Medical Advisory System Controversy
Rep. Kim Byung-wook Points Out at National Audit
Insurance Industry "Highlighting Some Cases"
[Asia Economy Reporter Oh Hyung-gil] The medical advisory system introduced by insurance companies to fairly pay insurance claims has become embroiled in controversy over its inadequacy. Criticism has arisen that insurance companies collude with doctors and exploit the system to deny claims to policyholders who lack medical knowledge.
Insurance companies recently expressed frustration, stating that while the rate of non-payment after medical advisory has been improving, only a very small number of unpaid cases are being highlighted.
According to the insurance industry on the 6th, the total number of medical advisory cases conducted by life insurance companies in the first half of this year was 9,878.
This is a decrease of 919 cases (8.5%) compared to the previous quarter. The proportion of medical advisory cases out of the total 5,778,687 insurance claims was only 0.17%.
The number of cases where insurance claims were not paid after medical advisory was 1,968, and cases where partial payment was made were 3,821. Compared to the total scale of insurance claims, these represent only 0.03% and 0.06%, respectively.
For non-life insurance companies, as of the first half of the year, medical advisory was conducted on 21,614 cases (0.08%) out of a total of 24,945,560 insurance claims, which is an 18.6% decrease from 26,580 cases in the second half of the previous year. Among the claims that received medical advisory, only 682 cases were denied insurance payments.

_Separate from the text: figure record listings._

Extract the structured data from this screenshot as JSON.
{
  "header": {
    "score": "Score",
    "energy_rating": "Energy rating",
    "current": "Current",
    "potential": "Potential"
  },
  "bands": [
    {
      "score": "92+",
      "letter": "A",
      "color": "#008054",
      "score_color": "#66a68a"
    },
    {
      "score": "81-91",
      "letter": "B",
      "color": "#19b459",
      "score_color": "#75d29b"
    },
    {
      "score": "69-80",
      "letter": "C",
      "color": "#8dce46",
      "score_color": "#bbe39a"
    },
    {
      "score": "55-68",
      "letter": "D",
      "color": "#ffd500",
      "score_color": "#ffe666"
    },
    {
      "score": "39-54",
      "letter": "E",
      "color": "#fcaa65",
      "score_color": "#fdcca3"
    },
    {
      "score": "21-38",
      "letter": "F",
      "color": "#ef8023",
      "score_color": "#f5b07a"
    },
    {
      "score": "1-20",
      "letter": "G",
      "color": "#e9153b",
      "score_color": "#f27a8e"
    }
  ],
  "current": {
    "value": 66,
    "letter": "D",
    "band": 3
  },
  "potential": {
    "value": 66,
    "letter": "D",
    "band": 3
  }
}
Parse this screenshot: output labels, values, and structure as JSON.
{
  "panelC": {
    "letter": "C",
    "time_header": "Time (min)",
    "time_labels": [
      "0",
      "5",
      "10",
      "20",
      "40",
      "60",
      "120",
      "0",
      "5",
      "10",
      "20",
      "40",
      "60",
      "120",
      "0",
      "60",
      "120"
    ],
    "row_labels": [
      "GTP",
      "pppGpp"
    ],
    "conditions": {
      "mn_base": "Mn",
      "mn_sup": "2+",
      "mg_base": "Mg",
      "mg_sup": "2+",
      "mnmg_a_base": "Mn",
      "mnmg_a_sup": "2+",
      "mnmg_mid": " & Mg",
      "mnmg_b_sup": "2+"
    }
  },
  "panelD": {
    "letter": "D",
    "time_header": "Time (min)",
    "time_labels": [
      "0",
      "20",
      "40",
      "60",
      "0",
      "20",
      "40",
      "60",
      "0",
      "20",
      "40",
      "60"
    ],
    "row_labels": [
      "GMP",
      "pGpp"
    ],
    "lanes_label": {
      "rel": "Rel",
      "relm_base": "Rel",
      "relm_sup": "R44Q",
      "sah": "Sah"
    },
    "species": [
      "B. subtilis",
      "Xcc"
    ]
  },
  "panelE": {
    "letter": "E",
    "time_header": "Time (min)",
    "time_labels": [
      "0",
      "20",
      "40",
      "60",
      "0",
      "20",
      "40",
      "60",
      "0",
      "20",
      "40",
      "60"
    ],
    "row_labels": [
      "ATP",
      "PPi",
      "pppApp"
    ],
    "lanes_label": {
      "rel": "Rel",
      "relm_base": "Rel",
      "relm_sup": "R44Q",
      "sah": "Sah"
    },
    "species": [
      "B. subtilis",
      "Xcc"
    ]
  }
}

Currently, when a policyholder files an insurance claim, the insurance company can conduct a medical advisory after accident investigation to seek medical judgment.
However, recent criticism has been raised that insurance companies are abusing the medical advisory system. Assemblyman Kim Byung-wook of the Democratic Party pointed out at the National Assembly audit held last month that the non-payment rate through the medical advisory system has reached up to 79% in the past three years.

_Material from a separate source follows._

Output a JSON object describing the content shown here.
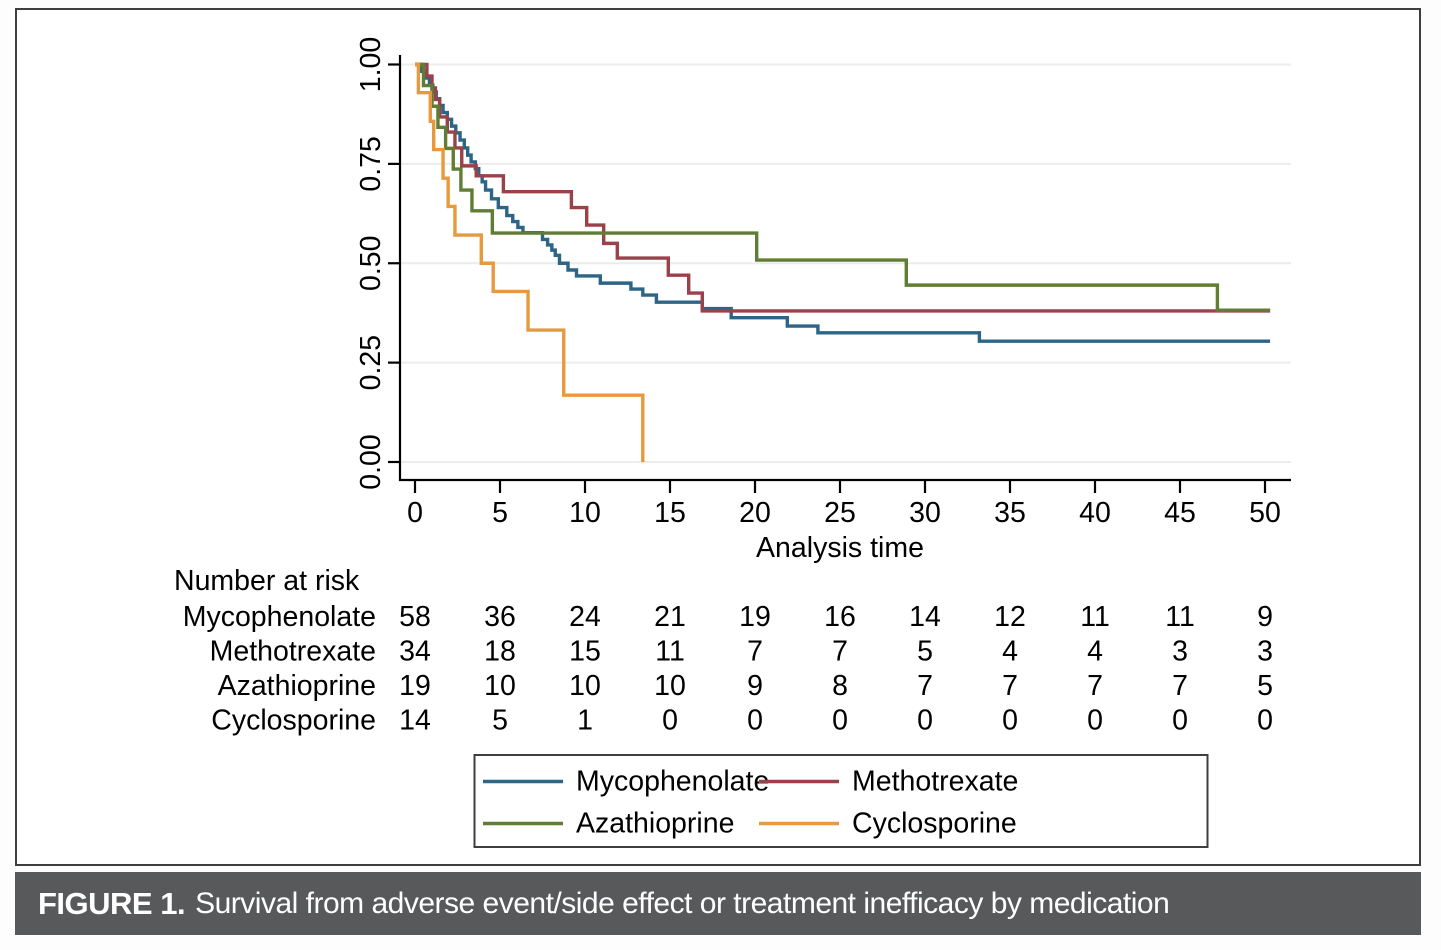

A consumer organization claimed that insurance companies conduct more than 30,000 medical advisories annually, of which 38% result in non-payment or reduced payment of insurance claims. Recently, even independent loss assessment firms have appeared, claiming that insurance company medical advisories can be abused and using this for their own business purposes.
On the other hand, the insurance industry argues that the system is being misinterpreted by exaggerating some cases or distorting statistics, insisting that these are unavoidable and lawful procedures.

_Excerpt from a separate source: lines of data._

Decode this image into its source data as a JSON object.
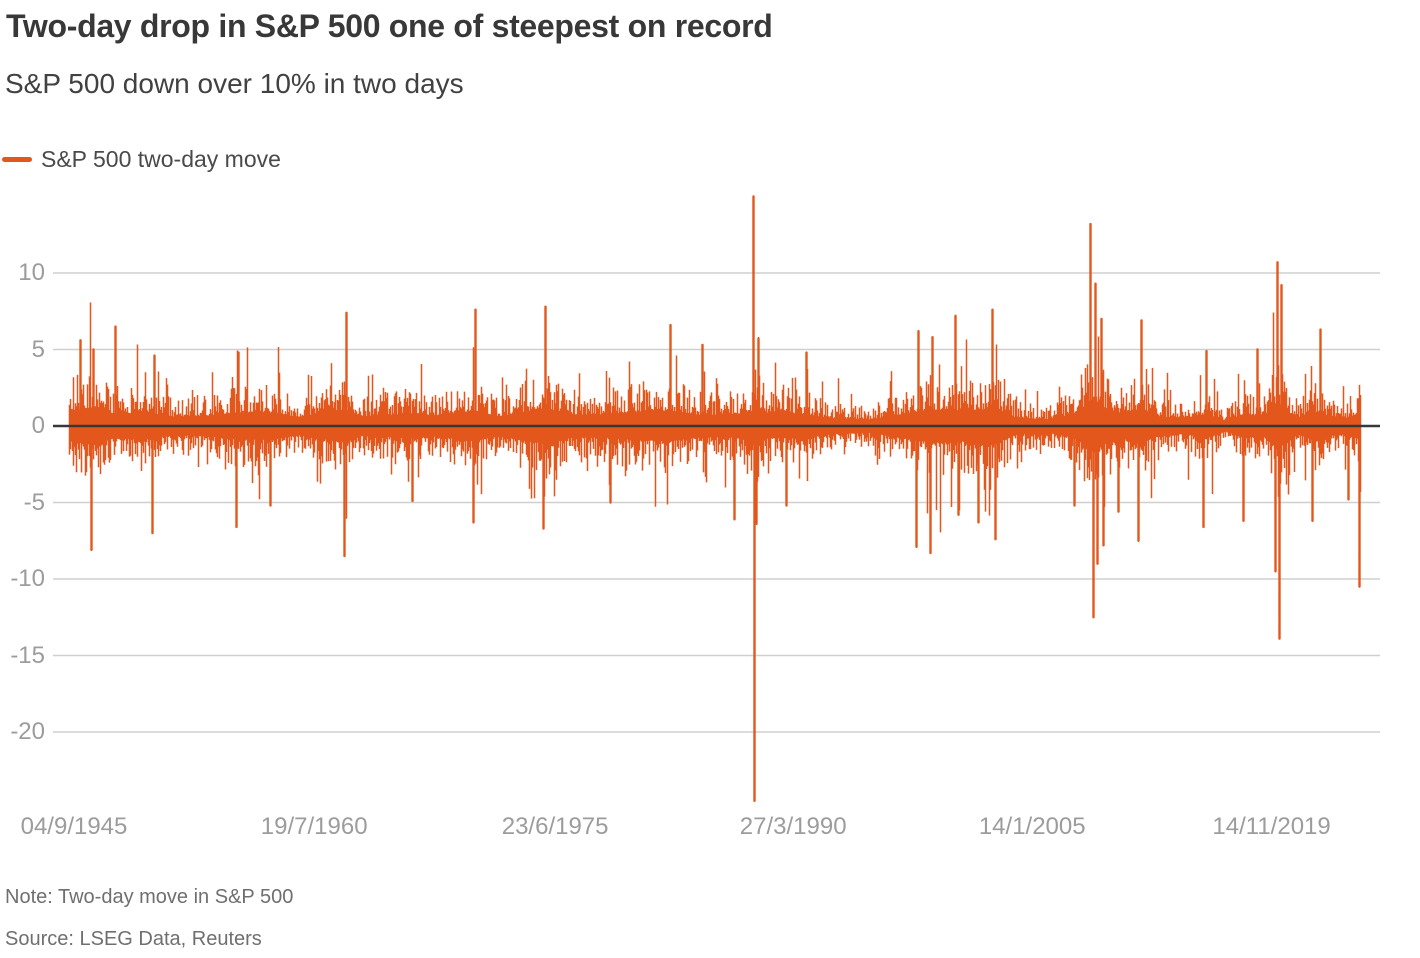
{
  "header": {
    "title": "Two-day drop in S&P 500 one of steepest on record",
    "subtitle": "S&P 500 down over 10% in two days"
  },
  "legend": {
    "label": "S&P 500 two-day move"
  },
  "footer": {
    "note": "Note: Two-day move in S&P 500",
    "source": "Source: LSEG Data, Reuters"
  },
  "colors": {
    "series": "#E4571C",
    "zero_line": "#383838",
    "gridline": "#CFCFCF",
    "axis_text": "#9C9C9C",
    "title_text": "#383838",
    "body_text": "#4A4A4A",
    "footnote_text": "#6F6F6F"
  },
  "chart_data": {
    "type": "line",
    "title": "Two-day drop in S&P 500 one of steepest on record",
    "subtitle": "S&P 500 down over 10% in two days",
    "series_name": "S&P 500 two-day move",
    "unit": "percent (two-day % move in S&P 500)",
    "grid": "horizontal",
    "legend_position": "top-left",
    "x_axis": {
      "range": [
        1945.37,
        2025.35
      ],
      "ticks": [
        {
          "label": "04/9/1945",
          "t": 1945.67
        },
        {
          "label": "19/7/1960",
          "t": 1960.55
        },
        {
          "label": "23/6/1975",
          "t": 1975.48
        },
        {
          "label": "27/3/1990",
          "t": 1990.23
        },
        {
          "label": "14/1/2005",
          "t": 2005.04
        },
        {
          "label": "14/11/2019",
          "t": 2019.87
        }
      ]
    },
    "y_axis": {
      "ticks": [
        10,
        5,
        0,
        -5,
        -10,
        -15,
        -20
      ],
      "range": [
        -24.6,
        15.2
      ],
      "zero_line": true
    },
    "volatility_envelope": [
      [
        1945.4,
        2.5
      ],
      [
        1946.6,
        3.0
      ],
      [
        1948.0,
        2.1
      ],
      [
        1950.0,
        2.1
      ],
      [
        1952.0,
        1.5
      ],
      [
        1954.0,
        1.7
      ],
      [
        1955.8,
        2.2
      ],
      [
        1957.8,
        2.2
      ],
      [
        1959.5,
        1.5
      ],
      [
        1962.4,
        2.7
      ],
      [
        1963.5,
        1.6
      ],
      [
        1966.5,
        2.0
      ],
      [
        1968.0,
        1.7
      ],
      [
        1970.4,
        2.5
      ],
      [
        1972.0,
        1.6
      ],
      [
        1974.7,
        2.9
      ],
      [
        1976.5,
        1.9
      ],
      [
        1978.5,
        1.9
      ],
      [
        1980.3,
        2.3
      ],
      [
        1982.6,
        2.5
      ],
      [
        1984.5,
        1.8
      ],
      [
        1986.5,
        1.9
      ],
      [
        1987.6,
        2.4
      ],
      [
        1987.9,
        3.4
      ],
      [
        1988.6,
        2.0
      ],
      [
        1990.7,
        2.0
      ],
      [
        1992.5,
        1.3
      ],
      [
        1995.0,
        1.1
      ],
      [
        1997.5,
        2.2
      ],
      [
        1998.8,
        2.7
      ],
      [
        2001.0,
        2.5
      ],
      [
        2002.7,
        2.9
      ],
      [
        2004.0,
        1.4
      ],
      [
        2006.0,
        1.1
      ],
      [
        2007.6,
        1.9
      ],
      [
        2008.85,
        4.3
      ],
      [
        2009.5,
        3.0
      ],
      [
        2010.6,
        2.1
      ],
      [
        2011.7,
        2.8
      ],
      [
        2013.0,
        1.5
      ],
      [
        2014.5,
        1.3
      ],
      [
        2015.8,
        2.0
      ],
      [
        2017.0,
        0.9
      ],
      [
        2018.2,
        2.0
      ],
      [
        2019.3,
        1.5
      ],
      [
        2020.25,
        3.8
      ],
      [
        2020.9,
        2.2
      ],
      [
        2021.5,
        1.4
      ],
      [
        2022.5,
        2.4
      ],
      [
        2023.6,
        1.5
      ],
      [
        2024.4,
        1.3
      ],
      [
        2025.1,
        1.9
      ],
      [
        2025.32,
        2.2
      ]
    ],
    "key_events": [
      [
        1946.05,
        5.6
      ],
      [
        1946.7,
        -8.1
      ],
      [
        1946.82,
        5.0
      ],
      [
        1948.2,
        6.5
      ],
      [
        1950.5,
        -7.0
      ],
      [
        1950.62,
        4.6
      ],
      [
        1955.73,
        -6.6
      ],
      [
        1955.86,
        4.8
      ],
      [
        1957.8,
        -5.2
      ],
      [
        1962.4,
        -8.5
      ],
      [
        1962.52,
        7.4
      ],
      [
        1966.6,
        -4.9
      ],
      [
        1970.4,
        -6.3
      ],
      [
        1970.52,
        7.6
      ],
      [
        1974.73,
        -6.7
      ],
      [
        1974.86,
        7.8
      ],
      [
        1978.85,
        -5.0
      ],
      [
        1982.62,
        6.6
      ],
      [
        1984.6,
        5.3
      ],
      [
        1986.55,
        -6.1
      ],
      [
        1987.74,
        15.0
      ],
      [
        1987.8,
        -24.5
      ],
      [
        1987.92,
        -6.4
      ],
      [
        1988.06,
        5.7
      ],
      [
        1989.8,
        -5.2
      ],
      [
        1991.05,
        4.8
      ],
      [
        1997.82,
        -7.9
      ],
      [
        1997.94,
        6.2
      ],
      [
        1998.68,
        -8.3
      ],
      [
        1998.81,
        5.8
      ],
      [
        2000.28,
        7.2
      ],
      [
        2000.45,
        -5.8
      ],
      [
        2001.71,
        -6.3
      ],
      [
        2002.56,
        7.6
      ],
      [
        2002.72,
        -7.4
      ],
      [
        2007.65,
        -5.2
      ],
      [
        2008.64,
        13.2
      ],
      [
        2008.78,
        -12.5
      ],
      [
        2008.92,
        9.3
      ],
      [
        2009.05,
        -9.0
      ],
      [
        2009.3,
        7.0
      ],
      [
        2009.42,
        -7.8
      ],
      [
        2010.36,
        -5.6
      ],
      [
        2011.6,
        -7.5
      ],
      [
        2011.76,
        6.9
      ],
      [
        2015.65,
        -6.6
      ],
      [
        2015.8,
        4.9
      ],
      [
        2018.1,
        -6.2
      ],
      [
        2018.99,
        5.0
      ],
      [
        2020.1,
        -9.5
      ],
      [
        2020.22,
        10.7
      ],
      [
        2020.35,
        -13.9
      ],
      [
        2020.48,
        9.2
      ],
      [
        2022.4,
        -6.2
      ],
      [
        2022.85,
        6.3
      ],
      [
        2024.6,
        -4.8
      ],
      [
        2025.27,
        -10.5
      ]
    ],
    "synthesis": {
      "seed": 20250405,
      "base_frac": 0.4,
      "var_frac": 0.85,
      "pow": 2.0,
      "spike_prob": 0.055,
      "spike_base": 0.55,
      "spike_var": 1.0,
      "min_bar": 0.3
    }
  }
}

An insurance company official rebutted, "The low proportion of medical advisory cases among total insurance claims means that medical advisory is selectively conducted. Cases where doctors are consulted correspond to suspected overdiagnosis or insurance fraud, so the non-payment rate is inevitably high."
Measures to enhance the fairness of medical advisory system institutionally are also expanding. Since last year, the Life Insurance Association has signed business agreements with the Korean Academy of Manual Medicine (March) and the Korean Orthopedic Association (October), introducing procedures to receive medical advisory through fairly selected specialists.
The Financial Supervisory Service also plans to implement measures to mandate guidance on appeal and other relief procedures so that consumers can raise objections to the results of medical advisory conducted by insurance companies.
A Life Insurance Association official said, "Since it is not easy to detect fraudulent cases where medical institutions collude to claim insurance without verification, the medical advisory system is inevitable from the perspective of consumer protection," adding, "We will strive to enhance fairness by building a rich pool of advisors through specialist medical associations."